I was reading Cooks Illustrated, a very reliable recipe source. They promote cooking turkey slow and low. Their method calls for oven cooking a large bird at 325 for the first hour. Then, bring it down to 225 for the remainder.

Jim, do you think cranking my WSM up to 325+ for the first hour would diminish the health concerns?

A couple more questions... Can you brine a bird too long? I was planning on 48 hours for the 25# bird.

And, can you fit two 12-13 pound birds easily on the WSM?, seems like that might be awkward.

Thanks,

Chris.
 
If you are going to cook a bird that big, brine it for 24-48 hours and make sure you use Tender Quick as part of the brine.

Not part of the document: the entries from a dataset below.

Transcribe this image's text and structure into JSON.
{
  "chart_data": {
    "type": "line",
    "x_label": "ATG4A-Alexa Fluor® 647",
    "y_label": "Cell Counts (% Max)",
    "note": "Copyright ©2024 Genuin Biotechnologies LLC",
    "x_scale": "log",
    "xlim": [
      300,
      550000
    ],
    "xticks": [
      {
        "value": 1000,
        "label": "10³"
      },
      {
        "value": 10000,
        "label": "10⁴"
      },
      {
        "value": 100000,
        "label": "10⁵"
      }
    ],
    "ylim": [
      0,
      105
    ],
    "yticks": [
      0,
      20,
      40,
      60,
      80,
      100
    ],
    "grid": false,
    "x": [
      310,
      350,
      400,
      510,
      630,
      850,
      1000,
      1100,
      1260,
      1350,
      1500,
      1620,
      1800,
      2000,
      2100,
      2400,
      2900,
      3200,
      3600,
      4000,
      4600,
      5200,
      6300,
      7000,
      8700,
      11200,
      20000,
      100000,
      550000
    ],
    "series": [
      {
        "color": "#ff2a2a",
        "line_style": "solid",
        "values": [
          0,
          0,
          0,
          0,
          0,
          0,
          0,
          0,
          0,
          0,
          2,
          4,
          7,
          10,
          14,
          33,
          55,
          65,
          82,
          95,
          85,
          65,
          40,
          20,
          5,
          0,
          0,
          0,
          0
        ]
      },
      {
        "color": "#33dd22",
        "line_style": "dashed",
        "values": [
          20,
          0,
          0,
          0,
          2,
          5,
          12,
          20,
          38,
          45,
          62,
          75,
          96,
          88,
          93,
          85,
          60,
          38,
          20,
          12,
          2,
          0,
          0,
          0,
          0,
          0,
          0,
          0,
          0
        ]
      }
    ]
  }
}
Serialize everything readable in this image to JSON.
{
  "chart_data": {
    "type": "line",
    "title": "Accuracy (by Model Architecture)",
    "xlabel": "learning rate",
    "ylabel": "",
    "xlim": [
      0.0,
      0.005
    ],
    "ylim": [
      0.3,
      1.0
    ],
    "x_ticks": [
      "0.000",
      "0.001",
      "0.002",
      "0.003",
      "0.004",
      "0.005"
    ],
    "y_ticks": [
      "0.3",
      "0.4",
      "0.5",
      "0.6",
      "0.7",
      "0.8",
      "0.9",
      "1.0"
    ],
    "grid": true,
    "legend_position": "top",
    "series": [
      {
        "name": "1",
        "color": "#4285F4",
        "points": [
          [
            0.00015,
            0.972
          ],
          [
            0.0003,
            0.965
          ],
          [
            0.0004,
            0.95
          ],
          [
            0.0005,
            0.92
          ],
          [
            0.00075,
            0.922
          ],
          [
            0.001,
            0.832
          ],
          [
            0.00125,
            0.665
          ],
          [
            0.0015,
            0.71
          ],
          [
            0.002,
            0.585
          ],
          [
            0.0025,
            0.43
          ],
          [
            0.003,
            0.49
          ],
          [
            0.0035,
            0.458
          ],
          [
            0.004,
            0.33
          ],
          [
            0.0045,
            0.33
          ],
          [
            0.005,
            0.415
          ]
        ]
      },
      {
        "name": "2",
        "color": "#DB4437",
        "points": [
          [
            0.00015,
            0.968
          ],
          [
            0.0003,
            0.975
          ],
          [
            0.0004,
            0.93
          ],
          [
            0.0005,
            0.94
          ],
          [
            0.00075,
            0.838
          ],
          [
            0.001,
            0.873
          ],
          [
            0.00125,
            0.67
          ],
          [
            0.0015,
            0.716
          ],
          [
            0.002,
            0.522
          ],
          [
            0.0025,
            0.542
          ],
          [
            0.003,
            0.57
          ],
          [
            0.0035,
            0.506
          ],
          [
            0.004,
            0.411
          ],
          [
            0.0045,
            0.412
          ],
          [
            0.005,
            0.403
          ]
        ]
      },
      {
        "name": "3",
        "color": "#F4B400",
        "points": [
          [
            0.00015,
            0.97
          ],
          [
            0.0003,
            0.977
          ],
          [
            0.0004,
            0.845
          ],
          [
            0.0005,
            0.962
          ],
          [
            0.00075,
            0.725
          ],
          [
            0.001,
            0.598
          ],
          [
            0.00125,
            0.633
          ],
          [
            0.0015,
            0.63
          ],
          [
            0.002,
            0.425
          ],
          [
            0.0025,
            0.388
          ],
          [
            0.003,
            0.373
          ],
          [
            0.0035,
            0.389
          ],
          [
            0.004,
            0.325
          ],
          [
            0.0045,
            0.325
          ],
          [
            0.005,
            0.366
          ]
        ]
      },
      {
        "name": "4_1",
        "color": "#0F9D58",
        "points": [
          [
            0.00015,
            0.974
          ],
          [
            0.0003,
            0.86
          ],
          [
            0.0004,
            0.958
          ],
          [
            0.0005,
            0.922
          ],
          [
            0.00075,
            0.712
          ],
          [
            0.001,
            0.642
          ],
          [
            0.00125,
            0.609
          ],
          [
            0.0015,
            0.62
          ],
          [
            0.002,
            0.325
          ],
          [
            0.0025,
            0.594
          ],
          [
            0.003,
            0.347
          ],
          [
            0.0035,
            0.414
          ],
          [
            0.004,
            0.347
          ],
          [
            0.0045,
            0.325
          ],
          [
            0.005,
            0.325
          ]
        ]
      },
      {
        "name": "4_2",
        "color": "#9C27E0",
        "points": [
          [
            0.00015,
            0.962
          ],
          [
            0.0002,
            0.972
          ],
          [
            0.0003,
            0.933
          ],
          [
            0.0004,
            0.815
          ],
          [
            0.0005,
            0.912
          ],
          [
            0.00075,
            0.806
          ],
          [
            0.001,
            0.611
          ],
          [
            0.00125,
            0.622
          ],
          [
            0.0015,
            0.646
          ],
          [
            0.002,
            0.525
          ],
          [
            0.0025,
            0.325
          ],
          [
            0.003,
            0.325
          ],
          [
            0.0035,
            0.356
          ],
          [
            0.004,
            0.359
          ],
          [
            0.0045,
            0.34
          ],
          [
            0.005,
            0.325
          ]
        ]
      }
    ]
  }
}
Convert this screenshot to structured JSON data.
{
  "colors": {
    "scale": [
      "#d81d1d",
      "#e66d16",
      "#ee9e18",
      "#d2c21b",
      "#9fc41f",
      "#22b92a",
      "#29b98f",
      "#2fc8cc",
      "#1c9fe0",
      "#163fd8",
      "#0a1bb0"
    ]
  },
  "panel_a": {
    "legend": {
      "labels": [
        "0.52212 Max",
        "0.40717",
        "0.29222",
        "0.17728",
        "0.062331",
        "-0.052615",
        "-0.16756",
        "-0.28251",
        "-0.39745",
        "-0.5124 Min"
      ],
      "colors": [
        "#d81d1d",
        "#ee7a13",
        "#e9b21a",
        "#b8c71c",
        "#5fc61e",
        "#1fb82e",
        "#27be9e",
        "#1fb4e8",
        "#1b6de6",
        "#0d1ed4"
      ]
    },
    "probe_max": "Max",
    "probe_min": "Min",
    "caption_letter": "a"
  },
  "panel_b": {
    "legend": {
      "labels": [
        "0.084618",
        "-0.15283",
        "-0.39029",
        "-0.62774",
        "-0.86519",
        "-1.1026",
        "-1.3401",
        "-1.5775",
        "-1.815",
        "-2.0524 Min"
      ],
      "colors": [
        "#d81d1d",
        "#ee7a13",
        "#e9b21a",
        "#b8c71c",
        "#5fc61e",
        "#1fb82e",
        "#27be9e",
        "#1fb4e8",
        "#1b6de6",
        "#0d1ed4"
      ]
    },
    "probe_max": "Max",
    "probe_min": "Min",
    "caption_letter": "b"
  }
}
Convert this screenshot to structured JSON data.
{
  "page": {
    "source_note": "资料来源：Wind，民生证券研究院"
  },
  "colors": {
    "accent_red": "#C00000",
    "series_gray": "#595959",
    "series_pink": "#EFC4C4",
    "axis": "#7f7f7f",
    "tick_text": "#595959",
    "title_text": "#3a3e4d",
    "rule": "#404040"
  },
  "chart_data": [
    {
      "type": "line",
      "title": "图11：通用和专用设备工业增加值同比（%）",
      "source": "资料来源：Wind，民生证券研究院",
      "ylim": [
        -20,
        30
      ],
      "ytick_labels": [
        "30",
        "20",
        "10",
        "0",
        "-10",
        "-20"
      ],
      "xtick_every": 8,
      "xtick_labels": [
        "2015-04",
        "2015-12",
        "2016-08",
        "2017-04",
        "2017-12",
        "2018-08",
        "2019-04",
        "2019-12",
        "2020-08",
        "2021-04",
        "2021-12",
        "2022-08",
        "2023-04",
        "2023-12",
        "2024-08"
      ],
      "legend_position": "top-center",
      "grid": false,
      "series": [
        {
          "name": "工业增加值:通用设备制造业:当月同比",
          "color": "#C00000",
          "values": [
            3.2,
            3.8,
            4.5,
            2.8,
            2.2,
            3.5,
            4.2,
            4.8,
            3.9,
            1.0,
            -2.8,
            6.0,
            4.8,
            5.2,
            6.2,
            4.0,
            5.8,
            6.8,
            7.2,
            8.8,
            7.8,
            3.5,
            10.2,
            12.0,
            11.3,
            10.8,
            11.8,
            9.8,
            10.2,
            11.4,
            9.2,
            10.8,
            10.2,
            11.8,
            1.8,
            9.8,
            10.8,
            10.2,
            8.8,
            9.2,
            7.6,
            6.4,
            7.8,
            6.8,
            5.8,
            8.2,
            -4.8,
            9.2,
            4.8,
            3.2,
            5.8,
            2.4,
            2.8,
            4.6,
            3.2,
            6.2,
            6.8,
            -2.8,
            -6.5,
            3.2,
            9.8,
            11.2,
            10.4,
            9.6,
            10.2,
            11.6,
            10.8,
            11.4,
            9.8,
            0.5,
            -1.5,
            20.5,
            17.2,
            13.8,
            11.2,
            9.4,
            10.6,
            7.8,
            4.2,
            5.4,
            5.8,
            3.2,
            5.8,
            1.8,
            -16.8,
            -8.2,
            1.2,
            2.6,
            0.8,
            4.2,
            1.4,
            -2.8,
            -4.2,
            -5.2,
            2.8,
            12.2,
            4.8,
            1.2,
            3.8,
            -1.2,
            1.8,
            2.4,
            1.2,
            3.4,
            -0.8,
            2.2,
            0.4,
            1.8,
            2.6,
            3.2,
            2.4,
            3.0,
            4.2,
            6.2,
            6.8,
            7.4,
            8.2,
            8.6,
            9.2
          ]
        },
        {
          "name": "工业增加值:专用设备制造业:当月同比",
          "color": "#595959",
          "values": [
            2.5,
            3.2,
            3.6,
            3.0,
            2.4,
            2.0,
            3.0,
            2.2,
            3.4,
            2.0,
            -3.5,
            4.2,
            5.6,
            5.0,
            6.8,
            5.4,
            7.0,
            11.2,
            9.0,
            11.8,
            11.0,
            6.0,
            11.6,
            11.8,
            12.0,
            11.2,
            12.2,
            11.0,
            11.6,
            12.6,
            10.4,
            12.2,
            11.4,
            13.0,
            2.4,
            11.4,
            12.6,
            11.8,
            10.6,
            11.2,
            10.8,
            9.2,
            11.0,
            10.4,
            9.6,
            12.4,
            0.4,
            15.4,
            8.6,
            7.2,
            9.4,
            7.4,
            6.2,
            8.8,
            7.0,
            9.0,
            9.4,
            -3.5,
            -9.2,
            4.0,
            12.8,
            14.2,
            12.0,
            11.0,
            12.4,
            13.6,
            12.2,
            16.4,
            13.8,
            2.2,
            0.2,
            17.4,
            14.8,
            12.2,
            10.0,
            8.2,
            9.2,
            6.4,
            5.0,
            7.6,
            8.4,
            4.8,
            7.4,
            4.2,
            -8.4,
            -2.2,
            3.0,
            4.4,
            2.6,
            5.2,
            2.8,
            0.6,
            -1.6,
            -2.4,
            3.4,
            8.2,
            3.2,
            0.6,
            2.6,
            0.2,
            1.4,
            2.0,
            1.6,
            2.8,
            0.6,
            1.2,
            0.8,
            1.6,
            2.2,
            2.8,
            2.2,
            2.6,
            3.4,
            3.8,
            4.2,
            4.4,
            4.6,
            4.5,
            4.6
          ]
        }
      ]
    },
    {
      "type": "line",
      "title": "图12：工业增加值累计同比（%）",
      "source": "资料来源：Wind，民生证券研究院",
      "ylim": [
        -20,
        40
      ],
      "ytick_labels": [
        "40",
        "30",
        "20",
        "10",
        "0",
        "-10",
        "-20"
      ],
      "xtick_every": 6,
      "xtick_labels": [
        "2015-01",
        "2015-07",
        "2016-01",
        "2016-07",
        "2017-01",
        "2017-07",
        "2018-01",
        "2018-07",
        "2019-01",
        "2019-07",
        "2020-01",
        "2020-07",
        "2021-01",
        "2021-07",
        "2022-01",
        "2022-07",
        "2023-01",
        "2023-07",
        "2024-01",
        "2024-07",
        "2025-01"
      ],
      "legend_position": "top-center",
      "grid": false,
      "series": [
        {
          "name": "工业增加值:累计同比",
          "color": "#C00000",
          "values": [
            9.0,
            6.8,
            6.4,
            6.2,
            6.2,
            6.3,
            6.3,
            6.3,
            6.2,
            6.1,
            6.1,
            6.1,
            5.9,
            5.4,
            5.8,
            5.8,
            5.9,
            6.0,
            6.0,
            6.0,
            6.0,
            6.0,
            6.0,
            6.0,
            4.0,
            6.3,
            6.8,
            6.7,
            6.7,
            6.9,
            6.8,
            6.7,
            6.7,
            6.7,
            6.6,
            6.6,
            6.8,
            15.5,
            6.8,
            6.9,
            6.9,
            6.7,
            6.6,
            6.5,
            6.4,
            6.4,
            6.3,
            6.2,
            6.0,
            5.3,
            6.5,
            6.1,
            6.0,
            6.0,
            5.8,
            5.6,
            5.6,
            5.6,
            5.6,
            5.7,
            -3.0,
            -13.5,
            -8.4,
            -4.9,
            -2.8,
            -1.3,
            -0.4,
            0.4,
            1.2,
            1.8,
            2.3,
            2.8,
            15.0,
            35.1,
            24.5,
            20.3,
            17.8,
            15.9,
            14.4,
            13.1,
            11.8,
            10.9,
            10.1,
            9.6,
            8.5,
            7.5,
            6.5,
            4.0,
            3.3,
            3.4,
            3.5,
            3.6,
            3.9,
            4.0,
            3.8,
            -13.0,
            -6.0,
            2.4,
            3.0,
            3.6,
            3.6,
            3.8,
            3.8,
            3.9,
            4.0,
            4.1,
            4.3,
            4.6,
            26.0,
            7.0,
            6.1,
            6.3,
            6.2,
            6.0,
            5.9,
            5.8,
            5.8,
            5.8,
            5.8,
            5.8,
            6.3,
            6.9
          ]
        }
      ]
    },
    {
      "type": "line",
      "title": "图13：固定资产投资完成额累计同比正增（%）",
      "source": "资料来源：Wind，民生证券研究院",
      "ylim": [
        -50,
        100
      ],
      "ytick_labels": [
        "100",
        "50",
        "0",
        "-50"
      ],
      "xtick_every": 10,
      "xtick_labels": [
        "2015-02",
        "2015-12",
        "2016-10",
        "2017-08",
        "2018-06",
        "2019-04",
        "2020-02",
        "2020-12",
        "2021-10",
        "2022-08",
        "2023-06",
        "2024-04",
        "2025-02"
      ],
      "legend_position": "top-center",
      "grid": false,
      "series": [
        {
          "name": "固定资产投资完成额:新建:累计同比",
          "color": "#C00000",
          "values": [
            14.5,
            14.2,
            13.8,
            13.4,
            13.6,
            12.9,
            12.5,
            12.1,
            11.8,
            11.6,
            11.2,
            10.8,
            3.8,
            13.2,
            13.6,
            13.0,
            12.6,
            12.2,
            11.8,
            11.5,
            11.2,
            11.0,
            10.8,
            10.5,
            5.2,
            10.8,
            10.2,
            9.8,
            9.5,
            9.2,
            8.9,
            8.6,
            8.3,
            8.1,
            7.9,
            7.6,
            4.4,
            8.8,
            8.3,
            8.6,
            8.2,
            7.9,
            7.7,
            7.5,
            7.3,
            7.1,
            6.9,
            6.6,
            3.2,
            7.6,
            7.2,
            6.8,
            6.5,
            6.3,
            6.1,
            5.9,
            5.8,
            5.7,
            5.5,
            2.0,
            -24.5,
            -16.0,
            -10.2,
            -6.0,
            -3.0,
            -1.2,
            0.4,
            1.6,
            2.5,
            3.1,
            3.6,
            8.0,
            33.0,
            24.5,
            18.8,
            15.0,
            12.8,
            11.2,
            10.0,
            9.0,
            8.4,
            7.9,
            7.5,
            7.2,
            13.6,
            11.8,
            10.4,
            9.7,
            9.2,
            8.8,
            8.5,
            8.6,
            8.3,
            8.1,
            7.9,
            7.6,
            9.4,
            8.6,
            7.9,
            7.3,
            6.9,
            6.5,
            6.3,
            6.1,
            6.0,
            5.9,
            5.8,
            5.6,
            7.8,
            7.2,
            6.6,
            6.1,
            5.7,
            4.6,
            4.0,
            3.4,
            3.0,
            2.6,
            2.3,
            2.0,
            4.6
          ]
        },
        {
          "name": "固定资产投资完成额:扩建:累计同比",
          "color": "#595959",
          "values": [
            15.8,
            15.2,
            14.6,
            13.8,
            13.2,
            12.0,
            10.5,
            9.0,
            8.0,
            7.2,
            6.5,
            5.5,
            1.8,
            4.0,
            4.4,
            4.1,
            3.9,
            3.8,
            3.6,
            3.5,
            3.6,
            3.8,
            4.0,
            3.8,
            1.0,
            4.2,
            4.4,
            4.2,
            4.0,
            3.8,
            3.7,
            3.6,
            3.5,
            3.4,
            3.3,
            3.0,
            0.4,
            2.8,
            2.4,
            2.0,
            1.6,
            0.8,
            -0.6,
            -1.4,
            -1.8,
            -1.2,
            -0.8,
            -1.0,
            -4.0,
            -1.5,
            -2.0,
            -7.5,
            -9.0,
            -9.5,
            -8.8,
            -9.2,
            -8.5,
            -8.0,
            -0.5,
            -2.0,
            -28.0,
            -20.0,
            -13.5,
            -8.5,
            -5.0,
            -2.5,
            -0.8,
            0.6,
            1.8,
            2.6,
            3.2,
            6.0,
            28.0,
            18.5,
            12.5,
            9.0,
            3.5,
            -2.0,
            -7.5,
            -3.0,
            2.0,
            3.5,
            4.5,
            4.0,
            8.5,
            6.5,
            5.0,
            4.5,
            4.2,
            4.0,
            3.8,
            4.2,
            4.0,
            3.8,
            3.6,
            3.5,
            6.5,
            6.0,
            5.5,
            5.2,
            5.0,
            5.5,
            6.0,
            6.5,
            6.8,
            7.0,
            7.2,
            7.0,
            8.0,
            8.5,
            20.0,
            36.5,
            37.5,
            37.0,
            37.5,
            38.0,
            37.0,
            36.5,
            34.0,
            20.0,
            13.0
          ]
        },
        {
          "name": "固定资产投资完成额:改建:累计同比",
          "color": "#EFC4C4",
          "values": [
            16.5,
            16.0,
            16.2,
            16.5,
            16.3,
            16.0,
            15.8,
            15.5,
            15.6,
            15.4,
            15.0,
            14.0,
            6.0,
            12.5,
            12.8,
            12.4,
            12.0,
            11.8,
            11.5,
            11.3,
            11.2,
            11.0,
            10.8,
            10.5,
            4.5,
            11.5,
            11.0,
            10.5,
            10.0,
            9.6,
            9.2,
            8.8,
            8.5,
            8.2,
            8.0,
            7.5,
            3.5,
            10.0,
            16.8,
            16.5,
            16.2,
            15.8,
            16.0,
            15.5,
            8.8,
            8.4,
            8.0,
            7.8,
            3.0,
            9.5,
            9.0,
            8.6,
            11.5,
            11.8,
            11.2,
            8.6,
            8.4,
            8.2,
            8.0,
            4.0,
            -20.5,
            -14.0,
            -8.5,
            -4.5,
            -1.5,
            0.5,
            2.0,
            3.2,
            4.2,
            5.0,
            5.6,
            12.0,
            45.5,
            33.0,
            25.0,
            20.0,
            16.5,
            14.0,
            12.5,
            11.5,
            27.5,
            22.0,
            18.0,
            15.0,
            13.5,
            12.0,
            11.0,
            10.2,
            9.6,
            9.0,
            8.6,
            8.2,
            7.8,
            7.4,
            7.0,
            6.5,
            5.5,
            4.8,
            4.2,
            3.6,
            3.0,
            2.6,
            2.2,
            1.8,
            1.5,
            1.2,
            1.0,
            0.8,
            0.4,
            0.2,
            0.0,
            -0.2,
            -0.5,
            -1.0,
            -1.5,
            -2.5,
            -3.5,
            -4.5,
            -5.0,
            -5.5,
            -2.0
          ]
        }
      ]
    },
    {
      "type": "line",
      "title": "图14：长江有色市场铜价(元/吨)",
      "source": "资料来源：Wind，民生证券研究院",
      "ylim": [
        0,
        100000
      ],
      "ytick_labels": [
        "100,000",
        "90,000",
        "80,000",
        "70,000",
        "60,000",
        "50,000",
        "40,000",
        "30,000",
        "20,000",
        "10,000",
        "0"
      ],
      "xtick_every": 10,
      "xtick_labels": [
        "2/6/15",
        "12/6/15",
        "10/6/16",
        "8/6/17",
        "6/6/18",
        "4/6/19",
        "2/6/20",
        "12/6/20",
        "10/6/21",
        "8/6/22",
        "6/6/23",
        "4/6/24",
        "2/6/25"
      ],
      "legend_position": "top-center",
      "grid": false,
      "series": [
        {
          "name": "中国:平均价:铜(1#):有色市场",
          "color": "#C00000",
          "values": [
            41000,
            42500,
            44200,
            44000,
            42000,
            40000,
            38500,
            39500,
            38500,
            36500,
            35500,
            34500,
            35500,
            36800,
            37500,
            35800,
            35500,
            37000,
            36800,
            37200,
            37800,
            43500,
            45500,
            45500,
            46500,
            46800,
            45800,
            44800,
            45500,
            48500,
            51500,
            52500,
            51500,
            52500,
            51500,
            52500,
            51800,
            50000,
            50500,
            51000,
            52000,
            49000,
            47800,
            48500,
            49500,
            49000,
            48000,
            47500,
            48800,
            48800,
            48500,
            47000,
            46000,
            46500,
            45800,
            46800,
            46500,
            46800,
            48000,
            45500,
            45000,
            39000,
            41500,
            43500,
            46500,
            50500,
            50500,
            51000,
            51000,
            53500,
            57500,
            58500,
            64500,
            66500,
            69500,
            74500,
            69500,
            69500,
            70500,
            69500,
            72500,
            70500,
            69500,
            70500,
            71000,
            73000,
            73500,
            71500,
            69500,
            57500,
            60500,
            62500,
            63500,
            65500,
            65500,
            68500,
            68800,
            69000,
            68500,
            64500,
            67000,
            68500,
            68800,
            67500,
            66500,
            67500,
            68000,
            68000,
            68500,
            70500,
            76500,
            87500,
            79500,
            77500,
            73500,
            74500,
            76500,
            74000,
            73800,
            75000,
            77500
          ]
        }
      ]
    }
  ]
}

Tender Quick (a cure)will slow the growth of bacteria during the time the internal temp
is between 40-140*. Its the toxins left behind when the bacteria dies when the internal temp goes over 140*. The longer you are between those temps the more toxins if no cure is used. Brining also increases the moisture content of the bird so cooking at the higher temps won't dry it out. If you cook at the higher temps and cook 12-15 pound birds the cure won't be needed.